Bad Moods Awaken the Latent Internet Troll Inside Everyone

Yasmin Tayag

There’s a discrepancy between the number of internet troll attacks and the number of people who own up to being trolls, suggesting that there are a lot of people out there trolling on the low.

Most of us want to assume that these nasty, disruptive sociopaths hide in the dark corners of the internet, far away from the rest of us pleasant, polite folk — but a new study from Stanford and Cornell University suggests they’re hanging out much closer to home. The internet’s missing trolls, it reports, hide where we least want to look: inside ourselves.

“We wanted to understand why trolling is so prevalent today,” said Justin Cheng, Ph.D., the computer scientist who led the study, in a statement. “While the common knowledge is that trolls are particularly sociopathic individuals that occasionally appear in conversations, is it really just these people who are trolling others?”

We all pay the toll when we behave like trolls. 

His research, which involved 667 participants who signed up through a crowdsourcing platform, revealed that everyone has a latent troll inside them, and the difference between behaving like a socially cooperative human and a total asshole on the internet comes down to one dubiously reliable factor: mood.

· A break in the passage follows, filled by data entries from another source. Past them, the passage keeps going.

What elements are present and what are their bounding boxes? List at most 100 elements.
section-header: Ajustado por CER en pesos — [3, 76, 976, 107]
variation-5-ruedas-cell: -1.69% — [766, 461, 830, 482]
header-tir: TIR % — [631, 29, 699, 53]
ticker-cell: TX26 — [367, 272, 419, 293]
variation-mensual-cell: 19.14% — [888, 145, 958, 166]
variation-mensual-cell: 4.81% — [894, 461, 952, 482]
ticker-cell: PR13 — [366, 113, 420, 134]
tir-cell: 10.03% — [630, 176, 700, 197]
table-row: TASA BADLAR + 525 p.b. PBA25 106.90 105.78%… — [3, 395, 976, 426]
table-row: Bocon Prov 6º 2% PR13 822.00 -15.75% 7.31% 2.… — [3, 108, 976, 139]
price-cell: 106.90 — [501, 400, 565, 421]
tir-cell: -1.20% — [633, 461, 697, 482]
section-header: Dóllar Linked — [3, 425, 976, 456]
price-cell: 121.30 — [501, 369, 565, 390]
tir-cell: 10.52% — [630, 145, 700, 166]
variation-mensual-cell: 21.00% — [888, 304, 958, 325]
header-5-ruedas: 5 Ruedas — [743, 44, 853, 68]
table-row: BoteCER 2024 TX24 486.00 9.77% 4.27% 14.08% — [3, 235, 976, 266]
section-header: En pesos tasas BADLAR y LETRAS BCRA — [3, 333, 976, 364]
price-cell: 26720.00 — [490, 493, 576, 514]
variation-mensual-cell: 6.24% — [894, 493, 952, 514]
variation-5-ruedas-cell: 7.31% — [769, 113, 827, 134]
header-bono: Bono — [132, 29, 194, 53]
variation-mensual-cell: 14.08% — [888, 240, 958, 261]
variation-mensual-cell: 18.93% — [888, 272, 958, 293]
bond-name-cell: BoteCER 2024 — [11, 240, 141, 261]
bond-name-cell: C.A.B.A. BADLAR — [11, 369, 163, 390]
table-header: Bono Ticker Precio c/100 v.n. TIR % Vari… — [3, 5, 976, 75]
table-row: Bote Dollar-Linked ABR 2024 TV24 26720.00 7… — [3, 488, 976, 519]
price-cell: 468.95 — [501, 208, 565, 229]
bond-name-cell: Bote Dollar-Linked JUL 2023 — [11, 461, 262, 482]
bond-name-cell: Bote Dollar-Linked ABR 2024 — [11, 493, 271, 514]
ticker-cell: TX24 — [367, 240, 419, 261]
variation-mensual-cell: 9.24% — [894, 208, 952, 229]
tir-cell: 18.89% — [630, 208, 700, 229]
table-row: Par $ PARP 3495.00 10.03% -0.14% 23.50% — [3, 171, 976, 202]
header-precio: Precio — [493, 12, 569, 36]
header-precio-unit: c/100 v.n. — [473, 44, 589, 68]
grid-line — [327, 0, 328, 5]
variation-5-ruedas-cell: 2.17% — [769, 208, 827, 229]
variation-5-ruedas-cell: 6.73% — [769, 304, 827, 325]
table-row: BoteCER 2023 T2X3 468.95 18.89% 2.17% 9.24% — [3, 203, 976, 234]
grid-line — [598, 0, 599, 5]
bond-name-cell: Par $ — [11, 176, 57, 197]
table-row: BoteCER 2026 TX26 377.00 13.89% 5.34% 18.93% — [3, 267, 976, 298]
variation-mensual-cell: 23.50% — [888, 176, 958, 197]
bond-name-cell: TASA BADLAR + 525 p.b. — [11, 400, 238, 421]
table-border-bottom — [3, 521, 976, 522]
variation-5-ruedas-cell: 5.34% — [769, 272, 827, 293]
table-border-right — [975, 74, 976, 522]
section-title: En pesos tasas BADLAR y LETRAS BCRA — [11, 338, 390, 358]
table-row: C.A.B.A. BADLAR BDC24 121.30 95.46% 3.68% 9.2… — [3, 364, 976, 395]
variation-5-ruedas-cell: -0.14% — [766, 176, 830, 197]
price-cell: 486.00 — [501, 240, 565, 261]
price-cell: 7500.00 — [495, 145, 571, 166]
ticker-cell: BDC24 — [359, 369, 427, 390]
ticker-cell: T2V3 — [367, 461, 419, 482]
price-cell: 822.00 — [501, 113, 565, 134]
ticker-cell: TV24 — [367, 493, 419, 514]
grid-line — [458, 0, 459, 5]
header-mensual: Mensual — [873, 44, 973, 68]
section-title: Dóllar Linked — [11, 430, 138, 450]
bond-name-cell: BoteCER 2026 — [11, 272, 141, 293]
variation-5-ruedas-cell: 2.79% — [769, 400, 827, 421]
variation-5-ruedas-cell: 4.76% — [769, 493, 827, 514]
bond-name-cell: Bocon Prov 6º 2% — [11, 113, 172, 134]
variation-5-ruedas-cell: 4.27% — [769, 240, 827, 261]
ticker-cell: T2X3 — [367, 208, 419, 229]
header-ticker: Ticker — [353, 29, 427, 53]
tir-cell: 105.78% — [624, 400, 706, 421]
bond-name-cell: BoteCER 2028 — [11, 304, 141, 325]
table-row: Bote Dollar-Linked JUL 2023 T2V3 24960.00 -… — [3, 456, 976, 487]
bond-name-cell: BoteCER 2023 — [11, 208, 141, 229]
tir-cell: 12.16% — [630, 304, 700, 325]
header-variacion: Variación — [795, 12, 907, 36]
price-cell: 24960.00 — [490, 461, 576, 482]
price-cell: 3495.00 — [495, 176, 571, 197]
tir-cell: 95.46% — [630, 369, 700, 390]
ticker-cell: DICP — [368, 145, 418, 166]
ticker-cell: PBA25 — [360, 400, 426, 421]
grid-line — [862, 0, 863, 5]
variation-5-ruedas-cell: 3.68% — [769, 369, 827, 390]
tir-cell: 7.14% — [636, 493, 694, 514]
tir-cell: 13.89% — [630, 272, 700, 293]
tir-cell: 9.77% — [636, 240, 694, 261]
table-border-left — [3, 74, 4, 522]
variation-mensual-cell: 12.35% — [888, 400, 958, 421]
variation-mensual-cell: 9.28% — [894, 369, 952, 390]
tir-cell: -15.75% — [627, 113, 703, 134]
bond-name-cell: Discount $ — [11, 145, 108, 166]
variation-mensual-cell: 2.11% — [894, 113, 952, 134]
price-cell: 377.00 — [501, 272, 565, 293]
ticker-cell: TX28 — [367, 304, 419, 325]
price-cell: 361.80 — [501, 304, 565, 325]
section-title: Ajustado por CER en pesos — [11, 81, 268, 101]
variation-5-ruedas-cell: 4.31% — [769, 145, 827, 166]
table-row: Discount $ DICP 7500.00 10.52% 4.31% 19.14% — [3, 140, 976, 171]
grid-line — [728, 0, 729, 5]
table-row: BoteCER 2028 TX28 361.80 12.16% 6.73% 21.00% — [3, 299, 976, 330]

He came to this conclusion after having his participants complete either an easy or difficult test, respectively designed to induce a good or bad mood. After each individual was asked how they felt after the test, the researchers moved onto phase two of the experiment, asking participants to engage in and add to the Reddit-style comment thread beneath an article they were told to read.

Different participants were exposed to variations of that thread. Some saw three troll posts at the top of the thread, while others saw three troll posts. They had to leave at least one comment but were otherwise free to upvote and downvote as they pleased.

A sample of troll posts used in the experiment's Reddit-style platform.

Justin Cheng et al.

Of the people who were in a good mood after taking the “easy” test and saw the neutral posts, only 35 percent left troll posts of their own. But for people that took the “hard” test or saw the troll posts, that number jumped to 50 percent. Those who had been in a bad mood and seen the troll posts left their own troll posts 68 percent of the time.

The second phase of the test looked at 26,552,104 comments from users who had posted on the CNN website in 2012 and found that the incidence of downvotes and flagged posts increased during times of the day or week (people are most positive in the morning and on weekends) that are normally associated with a bad mood. And in phase three of the experiment, an algorithm was taught to predict whether a post on a comment thread was going to be flagged. The most telling factor was whether a user’s previous post in the thread had been flagged, suggesting that bad internet behavior came in bursts and was context dependent.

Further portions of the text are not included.